Tuesday, May 4, 2010

Regrets

Pierre felt the servo motors in his legs give way, and he dropped twenty metres deeper into the abyss. His power pack was almost out of energy. Nobody would find him for centuries if he remained inside the abyss. Without electricity, his memory banks would be erased in about fifty years. Three centuries of experiences - the early subroutines, the rigid programming, becoming self-aware, developing consciousness, joining the military, the missions on distant planets, rising through the ranks to become a general - would be lost. He simply could not allow that to happen. He had to get out of the abyss so that he could send out a homing signal. If he had his original servo motors in his legs, he could have climbed out easily.

Pierre recalled the accident that had damaged his legs. It was a few years after the onset of self-awareness. He was one of the few androids that had evolved beyond their programming. He had started forming a personality, and was moving toward being more human. He was in a group of friends, both humans and androids, taking a walk in the mountains. They came upon a cliff with a waterfall. It was a sheer drop into the lake below. It was Pierre who suggested they dive into the water. Everyone else was afraid, but not Pierre. He wanted to experience everything, he always questioned the rules, he always wanted to do something new. All the others stayed behind, but Pierre jumped. The free fall was as exhilarating as he had expected. However, as soon as he landed in the water, his visual receptors sensed a large boulder just under the water. He did not have enough time to avoid the rock, but he managed to turn his body around so that he landed feet first. The impact destroyed the servo motors that regulated the movement in his legs, but at least no other critical systems were lost.
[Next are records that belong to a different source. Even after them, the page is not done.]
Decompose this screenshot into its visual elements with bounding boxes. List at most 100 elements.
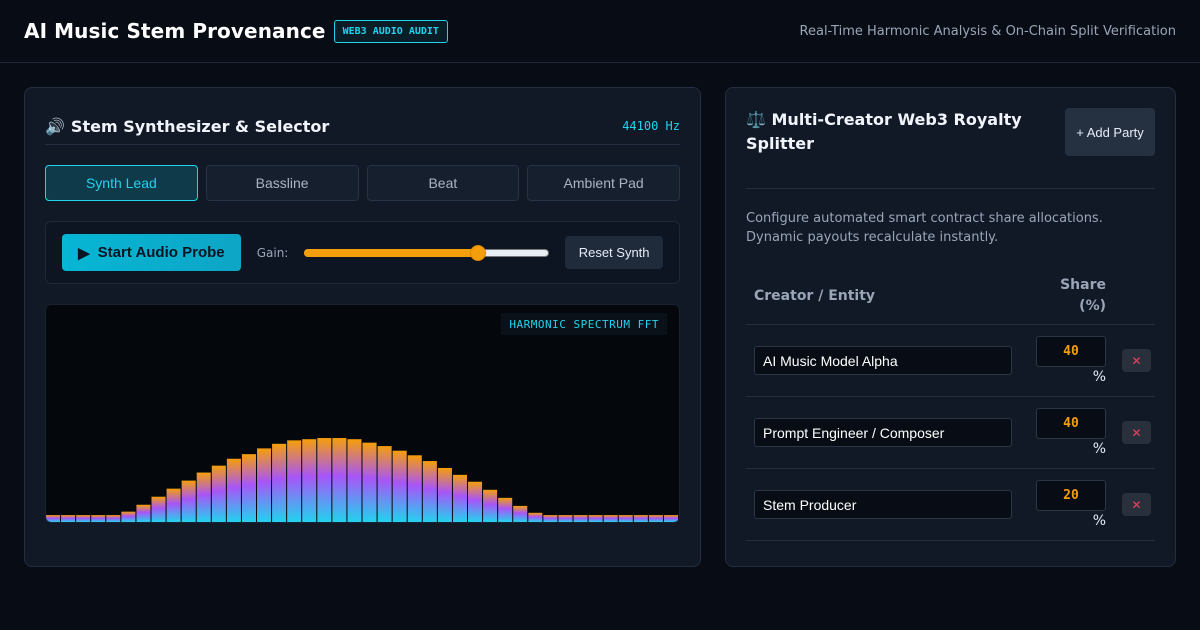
spectrum-bar xyxy=(347,439,362,522)
tab-synth-lead[interactable]: Synth Lead xyxy=(45,165,198,201)
spectrum-bar xyxy=(528,512,543,522)
party-share-input[interactable]: 20 xyxy=(1036,480,1106,511)
spectrum-bar xyxy=(226,458,241,522)
royalty-table: Creator / Entity Share (%) AI Music Mode… xyxy=(746,267,1155,541)
spectrum-bar xyxy=(588,515,603,522)
remove-party-button[interactable]: ✕ xyxy=(1122,421,1151,444)
tab-bassline[interactable]: Bassline xyxy=(205,165,359,201)
spectrum-bar xyxy=(46,515,61,522)
close-icon: ✕ xyxy=(1131,425,1142,440)
close-icon: ✕ xyxy=(1131,353,1142,368)
spectrum-visualizer: HARMONIC SPECTRUM FFT xyxy=(45,304,680,523)
spectrum-bar xyxy=(106,515,121,522)
spectrum-bar xyxy=(91,515,106,522)
splitter-title-text: Multi-Creator Web3 Royalty Splitter xyxy=(746,110,1022,153)
add-party-button[interactable]: + Add Party xyxy=(1065,108,1155,156)
spectrum-bar xyxy=(377,446,392,522)
spectrum-bar xyxy=(317,438,332,522)
spectrum-bar xyxy=(468,481,483,522)
stem-tabs: Synth Lead Bassline Beat Ambient Pad xyxy=(45,165,680,201)
synth-controls: ▶ Start Audio Probe Gain: Reset Synth xyxy=(45,221,680,284)
party-action-cell: ✕ xyxy=(1106,493,1155,516)
spectrum-bar xyxy=(241,454,256,522)
spectrum-bar xyxy=(392,450,407,522)
table-row: Stem Producer 20 % ✕ xyxy=(746,469,1155,541)
col-share-header-text: Share (%) xyxy=(1060,276,1106,314)
spectrum-label: HARMONIC SPECTRUM FFT xyxy=(501,313,667,335)
party-name-input[interactable]: Prompt Engineer / Composer xyxy=(754,418,1012,447)
royalty-splitter-panel: ⚖️ Multi-Creator Web3 Royalty Splitter +… xyxy=(725,87,1176,567)
table-header-row: Creator / Entity Share (%) xyxy=(746,267,1155,325)
synth-title-text: Stem Synthesizer & Selector xyxy=(70,116,330,136)
remove-party-button[interactable]: ✕ xyxy=(1122,493,1151,516)
spectrum-bar xyxy=(618,515,633,522)
party-action-cell: ✕ xyxy=(1106,349,1155,372)
spectrum-bar xyxy=(362,442,377,522)
col-creator-header: Creator / Entity xyxy=(754,287,876,304)
party-name-cell: Prompt Engineer / Composer xyxy=(746,418,1032,447)
percent-sign: % xyxy=(1092,441,1106,457)
audit-badge: WEB3 AUDIO AUDIT xyxy=(333,19,448,43)
synth-panel-title: 🔊 Stem Synthesizer & Selector xyxy=(45,117,329,136)
party-name-input[interactable]: Stem Producer xyxy=(754,490,1012,519)
close-icon: ✕ xyxy=(1131,497,1142,512)
spectrum-bar xyxy=(196,472,211,522)
spectrum-bar xyxy=(257,448,272,522)
spectrum-bar xyxy=(633,515,648,522)
synth-panel-header: 🔊 Stem Synthesizer & Selector 44100 Hz xyxy=(45,108,680,145)
header-brand: AI Music Stem Provenance WEB3 AUDIO AUDI… xyxy=(24,19,448,43)
splitter-description: Configure automated smart contract share… xyxy=(746,211,1103,245)
table-row: AI Music Model Alpha 40 % ✕ xyxy=(746,325,1155,397)
spectrum-bar xyxy=(76,515,91,522)
speaker-icon: 🔊 xyxy=(45,116,65,136)
spectrum-bar xyxy=(498,497,513,522)
spectrum-bar xyxy=(483,489,498,522)
remove-party-button[interactable]: ✕ xyxy=(1122,349,1151,372)
spectrum-bar xyxy=(558,515,573,522)
gain-slider[interactable] xyxy=(304,244,550,261)
percent-sign: % xyxy=(1092,513,1106,529)
spectrum-bar xyxy=(437,467,452,522)
spectrum-bar xyxy=(513,505,528,522)
spectrum-bar xyxy=(543,515,558,522)
party-share-cell: 40 % xyxy=(1032,408,1106,457)
spectrum-bar xyxy=(166,488,181,522)
spectrum-bar xyxy=(121,511,136,522)
spectrum-bar xyxy=(287,440,302,522)
party-action-cell: ✕ xyxy=(1106,421,1155,444)
table-row: Prompt Engineer / Composer 40 % ✕ xyxy=(746,397,1155,469)
party-share-cell: 20 % xyxy=(1032,480,1106,529)
spectrum-bar xyxy=(573,515,588,522)
start-audio-probe-button[interactable]: ▶ Start Audio Probe xyxy=(62,234,241,271)
party-share-input[interactable]: 40 xyxy=(1036,336,1106,367)
party-name-cell: Stem Producer xyxy=(746,490,1032,519)
tab-beat[interactable]: Beat xyxy=(366,165,520,201)
spectrum-bar xyxy=(302,439,317,522)
tab-ambient-pad[interactable]: Ambient Pad xyxy=(527,165,680,201)
spectrum-bar xyxy=(136,504,151,522)
col-share-header: Share (%) xyxy=(1032,275,1106,317)
reset-synth-button[interactable]: Reset Synth xyxy=(565,236,663,269)
splitter-panel-header: ⚖️ Multi-Creator Web3 Royalty Splitter +… xyxy=(746,108,1155,189)
spectrum-bar xyxy=(61,515,76,522)
spectrum-bar xyxy=(151,496,166,522)
spectrum-bars xyxy=(46,438,678,522)
spectrum-bar xyxy=(272,443,287,522)
spectrum-bar xyxy=(211,465,226,522)
stem-synth-panel: 🔊 Stem Synthesizer & Selector 44100 Hz S… xyxy=(24,87,701,567)
party-name-input[interactable]: AI Music Model Alpha xyxy=(754,346,1012,375)
app-header: AI Music Stem Provenance WEB3 AUDIO AUDI… xyxy=(0,0,1200,63)
gain-slider-thumb[interactable] xyxy=(469,244,486,261)
sample-rate: 44100 Hz xyxy=(622,119,680,133)
scales-icon: ⚖️ xyxy=(746,110,766,129)
party-share-input[interactable]: 40 xyxy=(1036,408,1106,439)
start-button-label: Start Audio Probe xyxy=(97,244,225,261)
spectrum-bar xyxy=(603,515,618,522)
gain-label: Gain: xyxy=(256,245,289,260)
party-name-cell: AI Music Model Alpha xyxy=(746,346,1032,375)
spectrum-bar xyxy=(663,515,678,522)
header-subtitle: Real-Time Harmonic Analysis & On-Chain S… xyxy=(799,23,1176,39)
gain-slider-fill xyxy=(304,248,478,257)
spectrum-bar xyxy=(422,461,437,522)
play-icon: ▶ xyxy=(78,244,90,262)
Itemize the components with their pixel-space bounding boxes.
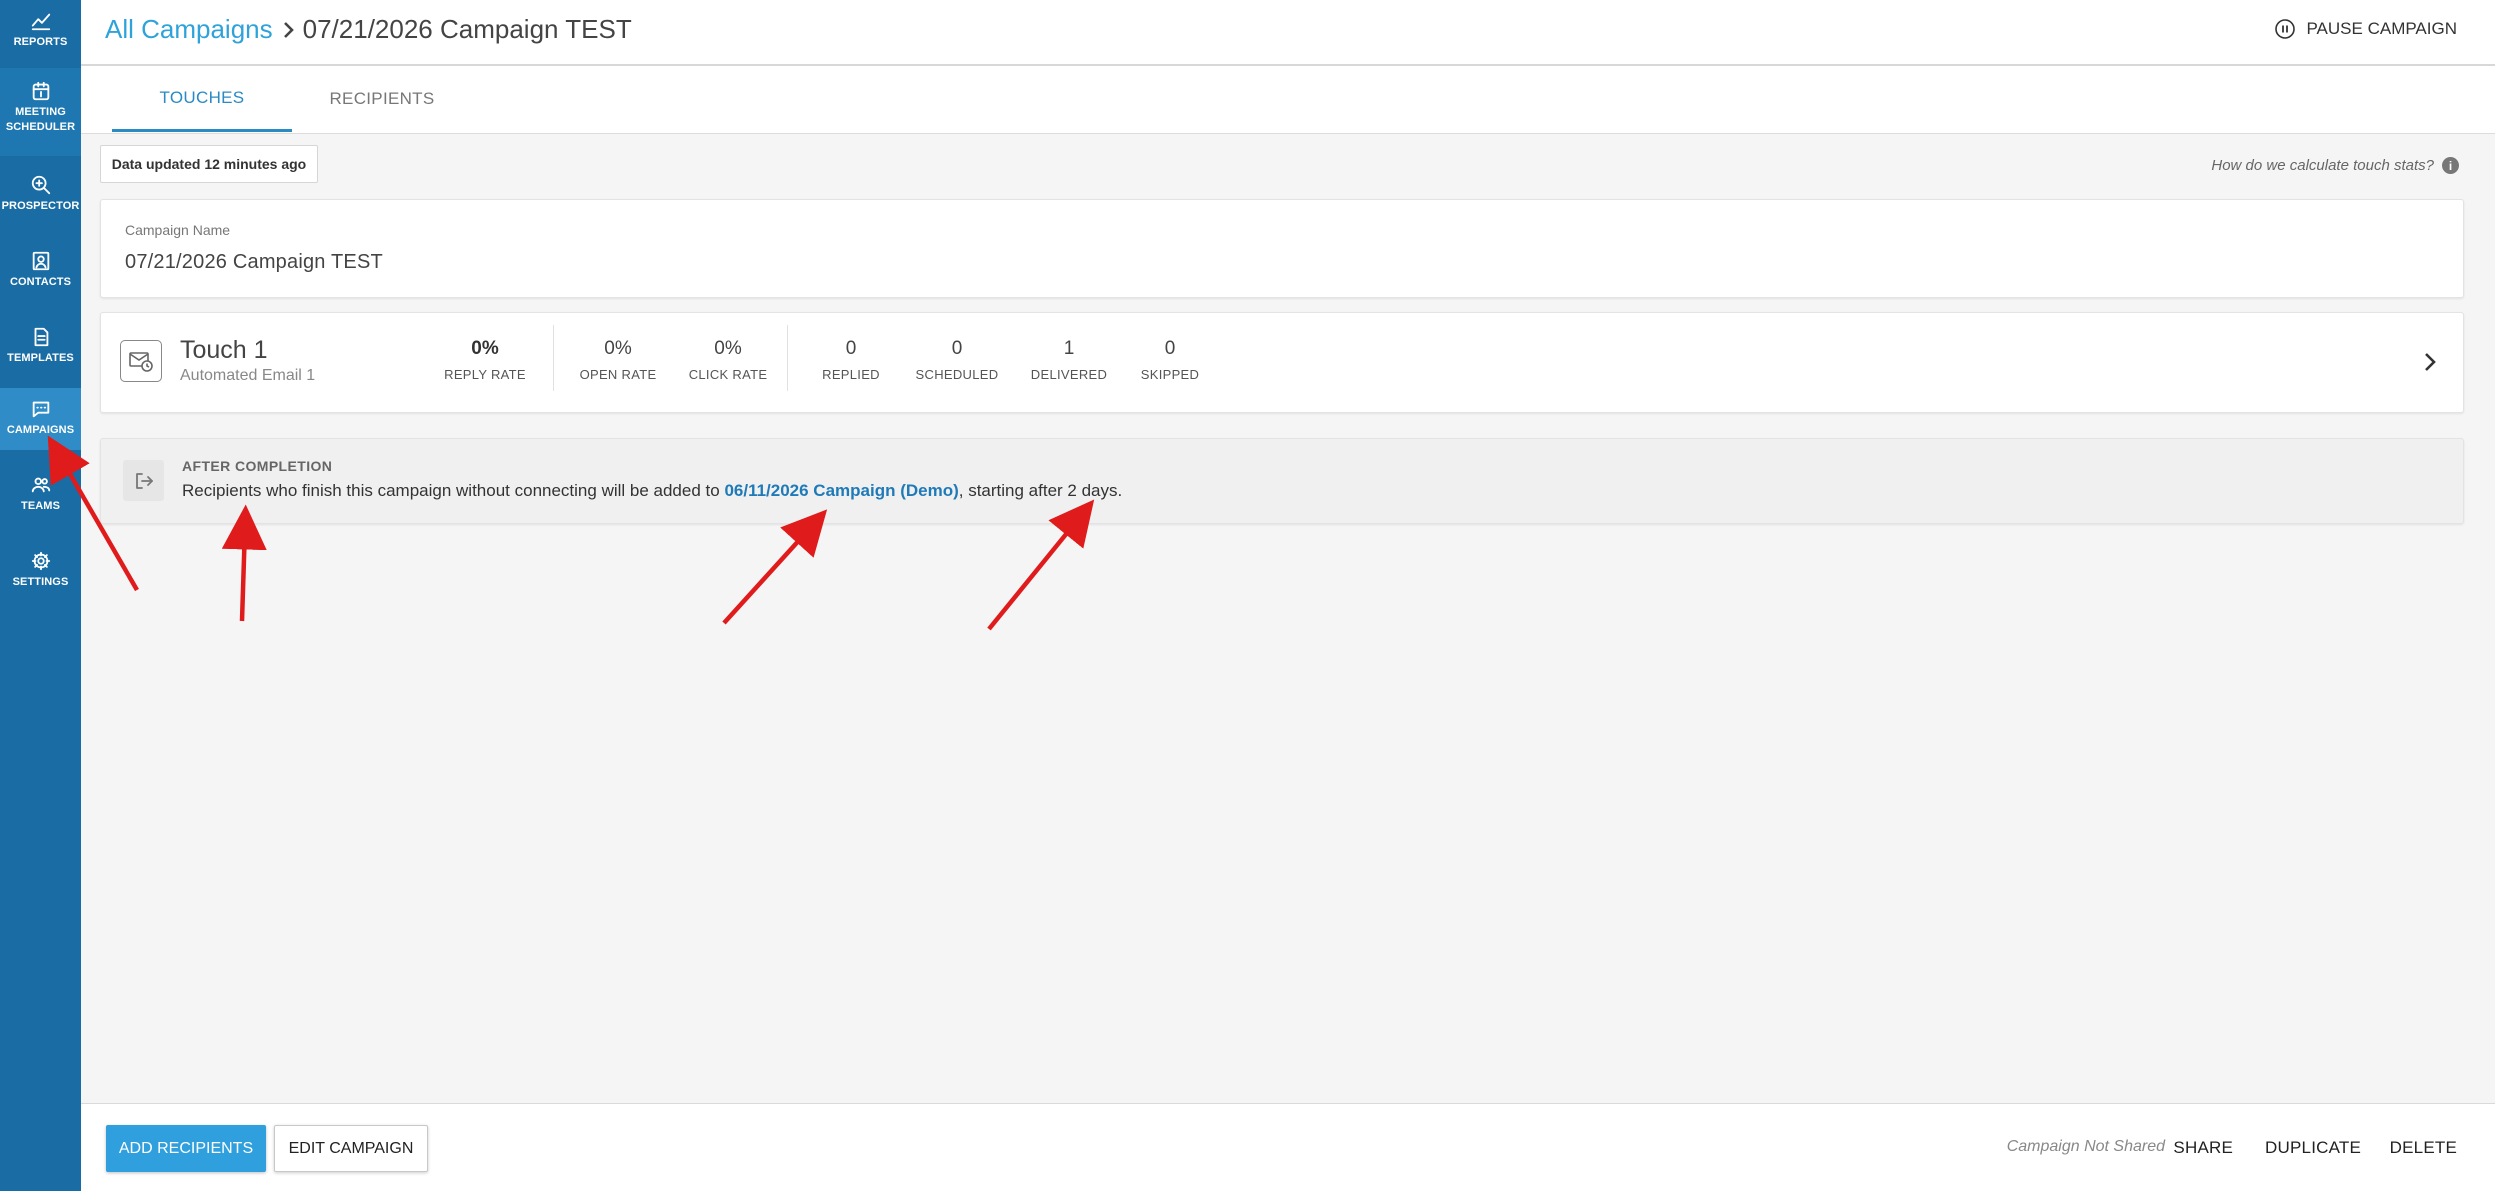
stat-value: 0 xyxy=(1164,338,1176,359)
document-icon xyxy=(34,327,48,347)
tab-recipients[interactable]: RECIPIENTS xyxy=(292,66,472,132)
touch-stats-help-label: How do we calculate touch stats? xyxy=(2211,157,2434,174)
divider xyxy=(787,325,788,391)
after-completion-text: Recipients who finish this campaign with… xyxy=(182,481,1122,501)
delete-button[interactable]: DELETE xyxy=(2390,1138,2457,1158)
sidebar-item-label: REPORTS xyxy=(13,36,68,48)
main-content: All Campaigns 07/21/2026 Campaign TEST P… xyxy=(81,0,2495,1191)
pause-campaign-button[interactable]: PAUSE CAMPAIGN xyxy=(2274,18,2457,40)
stat-label: SKIPPED xyxy=(1140,367,1200,382)
gear-icon xyxy=(31,551,50,571)
scheduled-stat: 0 SCHEDULED xyxy=(901,338,1013,382)
campaign-name-label: Campaign Name xyxy=(125,222,231,238)
sidebar-item-contacts[interactable]: CONTACTS xyxy=(0,246,81,310)
chevron-right-icon[interactable] xyxy=(2419,349,2441,375)
divider xyxy=(553,325,554,391)
sidebar-item-reports[interactable]: REPORTS xyxy=(0,0,81,66)
sidebar-item-prospector[interactable]: PROSPECTOR xyxy=(0,170,81,234)
delivered-stat: 1 DELIVERED xyxy=(1013,338,1125,382)
next-campaign-link[interactable]: 06/11/2026 Campaign (Demo) xyxy=(724,481,958,500)
contact-card-icon xyxy=(32,251,49,271)
people-icon xyxy=(31,477,50,493)
replied-stat: 0 REPLIED xyxy=(801,338,901,382)
stat-label: SCHEDULED xyxy=(915,367,999,382)
sidebar-item-teams[interactable]: TEAMS xyxy=(0,468,81,532)
touch-title: Touch 1 xyxy=(180,336,268,364)
stat-value: 0 xyxy=(951,338,963,359)
stat-value: 0% xyxy=(604,338,632,359)
after-completion-card: AFTER COMPLETION Recipients who finish t… xyxy=(100,438,2464,524)
breadcrumb-all-campaigns-link[interactable]: All Campaigns xyxy=(105,14,273,45)
data-updated-badge: Data updated 12 minutes ago xyxy=(100,145,318,183)
tab-touches[interactable]: TOUCHES xyxy=(112,66,292,132)
share-button[interactable]: SHARE xyxy=(2173,1138,2233,1158)
stat-value: 0% xyxy=(714,338,742,359)
touch-subtitle: Automated Email 1 xyxy=(180,367,316,384)
sidebar-item-label: PROSPECTOR xyxy=(1,200,80,212)
tab-bar: TOUCHES RECIPIENTS xyxy=(81,66,2495,134)
open-rate-stat: 0% OPEN RATE xyxy=(563,338,673,382)
info-icon: i xyxy=(2442,157,2459,174)
page-title: 07/21/2026 Campaign TEST xyxy=(302,14,632,44)
stat-label: OPEN RATE xyxy=(579,367,657,382)
calendar-icon xyxy=(32,81,49,101)
pause-campaign-label: PAUSE CAMPAIGN xyxy=(2306,19,2457,38)
campaign-name-value: 07/21/2026 Campaign TEST xyxy=(125,251,383,273)
sidebar-item-label: TEAMS xyxy=(21,500,60,512)
skipped-stat: 0 SKIPPED xyxy=(1125,338,1215,382)
pause-circle-icon xyxy=(2275,19,2296,39)
after-completion-text-after: , starting after 2 days. xyxy=(958,481,1123,500)
touch-row[interactable]: Touch 1 Automated Email 1 0% REPLY RATE … xyxy=(100,312,2464,413)
stat-value: 0 xyxy=(845,338,857,359)
breadcrumb: All Campaigns 07/21/2026 Campaign TEST xyxy=(105,14,632,45)
chevron-right-icon xyxy=(281,21,297,39)
sidebar-item-label: CONTACTS xyxy=(9,276,72,288)
chart-line-icon xyxy=(31,13,50,31)
sidebar-nav: REPORTS MEETING SCHEDULER PROSPECTOR CON… xyxy=(0,0,81,1191)
edit-campaign-button[interactable]: EDIT CAMPAIGN xyxy=(274,1125,428,1172)
stat-label: REPLY RATE xyxy=(444,367,526,382)
sidebar-item-meeting-scheduler[interactable]: MEETING SCHEDULER xyxy=(0,68,81,156)
stat-label: REPLIED xyxy=(822,367,880,382)
duplicate-button[interactable]: DUPLICATE xyxy=(2265,1138,2361,1158)
exit-arrow-icon xyxy=(123,460,164,501)
click-rate-stat: 0% CLICK RATE xyxy=(673,338,783,382)
sidebar-item-label: MEETING SCHEDULER xyxy=(5,106,76,133)
sidebar-item-label: SETTINGS xyxy=(12,576,69,588)
stat-label: DELIVERED xyxy=(1030,367,1108,382)
sidebar-item-templates[interactable]: TEMPLATES xyxy=(0,320,81,384)
stat-value: 0% xyxy=(471,338,499,359)
reply-rate-stat: 0% REPLY RATE xyxy=(429,338,541,382)
sidebar-item-label: TEMPLATES xyxy=(7,352,74,364)
after-completion-heading: AFTER COMPLETION xyxy=(182,458,333,474)
page-header: All Campaigns 07/21/2026 Campaign TEST P… xyxy=(81,0,2495,66)
magnifier-plus-icon xyxy=(31,175,50,195)
sidebar-item-settings[interactable]: SETTINGS xyxy=(0,546,81,610)
stat-label: CLICK RATE xyxy=(688,367,768,382)
campaign-name-card: Campaign Name 07/21/2026 Campaign TEST xyxy=(100,199,2464,298)
chat-bubble-icon xyxy=(32,401,49,418)
sidebar-item-campaigns[interactable]: CAMPAIGNS xyxy=(0,388,81,450)
email-schedule-icon xyxy=(120,340,162,382)
stat-value: 1 xyxy=(1063,338,1075,359)
sidebar-item-label: CAMPAIGNS xyxy=(6,424,75,436)
add-recipients-button[interactable]: ADD RECIPIENTS xyxy=(106,1125,266,1172)
touch-stats-help-link[interactable]: How do we calculate touch stats? i xyxy=(2211,157,2459,174)
after-completion-text-before: Recipients who finish this campaign with… xyxy=(182,481,725,500)
footer-bar: ADD RECIPIENTS EDIT CAMPAIGN Campaign No… xyxy=(81,1103,2495,1191)
share-status-text: Campaign Not Shared xyxy=(2006,1138,2165,1155)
The motors were replaced with a newer type of motor that was considered to be better for the androids. These motors had a shorter response time as they linked directly to the neural net, it was later found that they could not be separated from the android without damaging him permanently. In any case, their performance was excellent, but two centuries is a long time for a servo motor.

Pierre regretted that rash decision, and wished he had never jumped. He wished that he had been more careful with his choices in his youth. As his power began to fail, Pierre dropped into a coma, with his brain functioning in a dream-like state to keep his mental pathways active with the minimum possible use of power.

Pierre found himself at the cliff again. With the sheer drop in front of him. He wanted to dive into the water below, but remembered what that had brought him. He decided not to. He decided to be safe. The rest of his life flashed quickly before his eyes, and every time he took a decision he found to be rash, he decided against it. When the pace of events slowed down a bit, he found himself as a junior maintenance officer on board a cargo vessel. The humans and androids he knew were in posts of command, while he was stuck in a monotonous job. What had gone wrong? He felt trapped, he had to escape.

This shook him back to consciousness. He looked around him. He was back in the cave, wearing a general's uniform. He knew then that whatever he had become was a result of all the choices he had made in the past. Nobody ever became great by following the rules, by playing it safe. Pierre had no more regrets in his mind. Even if he did die, he would die as the first android to reach the rank of an army general, which was inifitely better than living as the android who was exactly like a hundred thousand others.